Studiare la semiosi significa quindi studiare come e perché comunichiamo. E non solo: studiare la semiosi e il linguaggio significa studiare noi stessi. Non basta dire che noi abbiamo un linguaggio, noi siamo linguaggio. «Poiché l’uomo può pensare solo per mezzo di parole o di altri simboli esterni – scrive Peirce – questi potrebbero volgersi a dire: “Tu non significhi niente che non ti abbiamo insegnato noi, e quindi significhi solo in quanto indirizzi qualche parola come l’interpretante del tuo pensiero”. Di fatto, dunque, gli uomini e le parole si educano reciprocamente: ogni accrescimento di informazione in un uomo comporta – ed è comportato da- un corrispondente accrescimento d’informazione di una parola…La parola o segno che l’uomo usa è l’uomo stesso…Così il mio linguaggio è la somma totale di me stesso…(CP 5.313).»
Un’ultima annotazione di natura epistemologica.
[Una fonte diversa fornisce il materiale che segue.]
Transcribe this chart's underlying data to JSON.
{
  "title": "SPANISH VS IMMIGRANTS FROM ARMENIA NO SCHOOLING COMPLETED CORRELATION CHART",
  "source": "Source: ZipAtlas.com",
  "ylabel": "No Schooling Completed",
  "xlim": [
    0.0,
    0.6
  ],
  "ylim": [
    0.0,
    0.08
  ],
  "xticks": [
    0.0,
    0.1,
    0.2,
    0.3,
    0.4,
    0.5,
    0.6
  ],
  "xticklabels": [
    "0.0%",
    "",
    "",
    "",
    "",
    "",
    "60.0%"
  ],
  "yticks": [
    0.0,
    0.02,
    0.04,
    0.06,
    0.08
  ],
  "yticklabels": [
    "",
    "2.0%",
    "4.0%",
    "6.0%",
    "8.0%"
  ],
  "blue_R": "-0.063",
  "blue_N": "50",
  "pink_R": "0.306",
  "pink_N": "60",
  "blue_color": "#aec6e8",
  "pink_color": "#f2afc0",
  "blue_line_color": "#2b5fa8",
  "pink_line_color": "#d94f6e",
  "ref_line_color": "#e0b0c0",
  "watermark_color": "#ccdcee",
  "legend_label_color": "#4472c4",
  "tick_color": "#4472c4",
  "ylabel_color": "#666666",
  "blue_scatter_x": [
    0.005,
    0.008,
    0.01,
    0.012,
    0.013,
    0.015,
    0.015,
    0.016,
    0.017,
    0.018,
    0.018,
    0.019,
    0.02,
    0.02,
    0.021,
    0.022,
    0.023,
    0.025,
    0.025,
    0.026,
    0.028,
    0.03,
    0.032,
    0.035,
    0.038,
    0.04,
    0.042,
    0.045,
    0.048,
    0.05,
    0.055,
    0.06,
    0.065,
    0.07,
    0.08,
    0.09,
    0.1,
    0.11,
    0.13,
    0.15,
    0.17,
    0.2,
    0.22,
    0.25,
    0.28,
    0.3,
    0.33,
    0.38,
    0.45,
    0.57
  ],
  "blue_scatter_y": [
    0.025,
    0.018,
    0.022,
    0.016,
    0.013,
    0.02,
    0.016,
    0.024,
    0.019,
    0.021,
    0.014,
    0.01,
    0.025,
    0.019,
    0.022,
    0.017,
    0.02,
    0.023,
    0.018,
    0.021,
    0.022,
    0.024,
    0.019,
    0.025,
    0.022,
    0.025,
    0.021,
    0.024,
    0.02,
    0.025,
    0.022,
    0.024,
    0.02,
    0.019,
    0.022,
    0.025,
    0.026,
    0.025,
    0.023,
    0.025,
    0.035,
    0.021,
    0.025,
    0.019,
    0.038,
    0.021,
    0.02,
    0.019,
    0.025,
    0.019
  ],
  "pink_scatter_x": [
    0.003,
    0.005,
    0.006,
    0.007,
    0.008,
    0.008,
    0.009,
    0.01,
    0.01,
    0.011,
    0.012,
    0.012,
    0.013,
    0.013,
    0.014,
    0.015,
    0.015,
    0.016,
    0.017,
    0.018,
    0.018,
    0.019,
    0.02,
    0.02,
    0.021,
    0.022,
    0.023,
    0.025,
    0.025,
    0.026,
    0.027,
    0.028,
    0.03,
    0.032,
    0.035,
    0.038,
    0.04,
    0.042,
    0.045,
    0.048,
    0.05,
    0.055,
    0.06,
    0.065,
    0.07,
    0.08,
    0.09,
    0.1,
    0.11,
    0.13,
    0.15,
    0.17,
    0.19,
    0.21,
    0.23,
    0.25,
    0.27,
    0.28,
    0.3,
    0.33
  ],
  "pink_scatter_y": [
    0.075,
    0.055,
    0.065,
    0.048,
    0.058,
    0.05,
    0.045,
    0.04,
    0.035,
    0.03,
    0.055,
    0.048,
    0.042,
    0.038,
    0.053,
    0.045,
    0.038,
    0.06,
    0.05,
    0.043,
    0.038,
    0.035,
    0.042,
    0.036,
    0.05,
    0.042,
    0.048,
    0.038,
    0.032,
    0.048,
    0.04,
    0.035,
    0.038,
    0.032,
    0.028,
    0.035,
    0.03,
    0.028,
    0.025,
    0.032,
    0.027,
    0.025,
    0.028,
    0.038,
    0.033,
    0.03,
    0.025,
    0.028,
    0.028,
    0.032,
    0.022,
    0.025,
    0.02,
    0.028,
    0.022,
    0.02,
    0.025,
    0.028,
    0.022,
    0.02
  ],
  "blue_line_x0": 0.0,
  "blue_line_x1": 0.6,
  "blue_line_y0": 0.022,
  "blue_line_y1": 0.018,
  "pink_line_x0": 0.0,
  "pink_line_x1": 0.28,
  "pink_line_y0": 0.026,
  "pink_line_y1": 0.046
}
Lo studio della semiosi non è mai neutro, “non assomiglia alla navigazione dove la scia del battello sparisce non appena la nave è passata, ma alle esplorazioni via terra, dove la traccia dei veicoli, dei passi, dei sentieri tracciati, entrano a modificare il paesaggio e ne fanno da quel momento parte integrante… Poiché la gente comunica, spiegare come e perché comunica oggi, significa fatalmente determinare il modo in cui e le ragioni per cui comunicherà domani (Umberto Eco, Trattato di semiotica generale, p. 45)”. Un affermazione che vale quanto mai anche per lo studio dei conflitti: “poiché la gente confligge, spiegare come e perché confligge oggi, significa fatalmente determinare il modo in cui e le ragioni per cui confliggerà domani”.

Stefano Pollini

Semeion è il sintomo di una malattia o anche della guarigione presso i medici greci, oltre che in Diogene Laerzio 8,32: “i sintomi (semeia) di malattia e salute”. In quanto indizio che un animale è passato in un certo luogo dove ha fatto qualcosa, significa traccia: “non apparivano tracce (semeia) di presenza di belve, né di alcun cane in arrivo” (Sofocle., Antigone, 257 s.). In Erodoto 2,338 si narra che i sacerdoti egiziani esaminano le vittime sacrificali per controllare se presentano le caratteristiche (prokeimena semeia) stabilite per la loro idoneità, e qualora l’esame risulti positivo, imprimono sulla vittima un contrassegno (semaino ) specifico col loro anello e ordinano che ogni sacerdote che sacrifica un toro non marchiato (asemantos) sia condannato a morte.